Florian Frohn: Analyzing Runtime Complexity via Innermost Runtime Complexity
There exist powerful techniques to infer upper bounds on the innermost runtime complexity of term rewrite systems (TRSs), i.e., on the lengths of rewrite sequences that follow an innermost evaluation strategy. However, the techniques to analyze the (full) runtime complexity of TRSs are substantially weaker. In this paper, we present a sufficient criterion to ensure that the runtime complexity of a TRS coincides with its innermost runtime complexity. This criterion can easily be checked automatically and it allows us to use all techniques and tools for innermost runtime complexity in order to analyze (full) runtime complexity. By extensive experiments with an implementation of our results in the tool AProVE, we show that this improves the state of the art of automated complexity analysis significantly.

Vincent van Oostrom: Critical peaks redefined: Phi union Psi = Top
We call a linear non-variable term p a pattern, and say p is a pattern in a term t if t can be written as C[p^sigma] for some context C and substitution sigma, i.e. if t encompasses p. We introduce the notion of a cluster as a term together with a set of non-overlapping patterns in it. We show that the clusters for a given term constitute a finite distributive lattice with respect to the refinement/coarsening order, and use this to give an algebraic single-line characterisation of critical (one-one) peaks: a peak s <- t -> u is critical iff the union of the respective clusters is t. The exact same characterisation applies to parallel-one peaks s <-||- t -> u, and multi-one peaks s <-o- t -> u. We show how distributivity of the lattice allows one to reason about the amount of overlap between (parallel, multi-) steps, and argue that this generalizes to other settings such as graph rewriting and higher-order rewriting.

Cynthia Kop: Cons-free rewriting: non-determinism in implicit computational complexity
The area of implicit computational complexity seeks to provide an alternative way to analyse complexity classes: rather than defining classes such as PTIME or EXPSPACE directly by their resource use, the goal of implicit complexity analysis is to define calculi or logics whose expressivity directly corresponds to some of these classes. One such methodology is cons-free programming: if functional programs are restricted to be read-only -- cons-free -- then further adding limits on data order and recursion style provides a range of characterisations in the EXPTIME and EXPSPACE hierarchies. Considering term rewriting instead of functional programming sheds an entirely new light on these characterisations, both due to its native non-determinism and the lack of a fixed reduction strategy.

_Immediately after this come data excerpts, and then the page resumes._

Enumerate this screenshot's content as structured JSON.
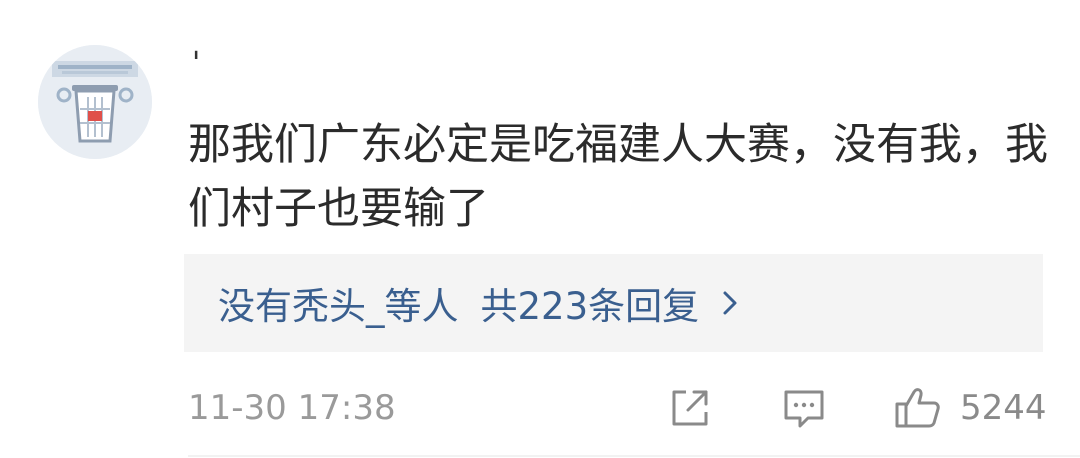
{
  "comment": {
    "username": "'",
    "avatar_icon": "recycle-bin-icon",
    "text": "那我们广东必定是吃福建人大赛，没有我，我们村子也要输了",
    "replies": {
      "users": "没有秃头_等人",
      "count_text": "共223条回复"
    },
    "timestamp": "11-30 17:38",
    "actions": {
      "share_icon": "share-icon",
      "comment_icon": "comment-icon",
      "like_icon": "thumbs-up-icon",
      "like_count": "5244"
    }
  },
  "colors": {
    "link": "#3a5f8f",
    "text": "#2b2b2b",
    "meta": "#9a9a9a",
    "reply_bg": "#f4f4f4"
  }
}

Hans Zantema: Partial automata with exponential shortest synchronization length
For a DFA, a synchronizing word is a word in the input alphabet of the DFA which sends any state of the DFA to one and the same state. The length of the shortest synchronizing word for a DFA is polynomial in the DFA size: a quadratic length can be reached and a cubic upper bound has been proved. When switching to partial automata, that is for every state and symbol there is at most one outgoing arrow rather than exactly one, the situation is completely different. Based on a string rewriting system with exponential reduction length, we construct a series of partial automata each having a synchronizing word, but the size of the shortest one is exponential in the size of the automaton.
This is joint work with Michiel de Bondt en Henk Don.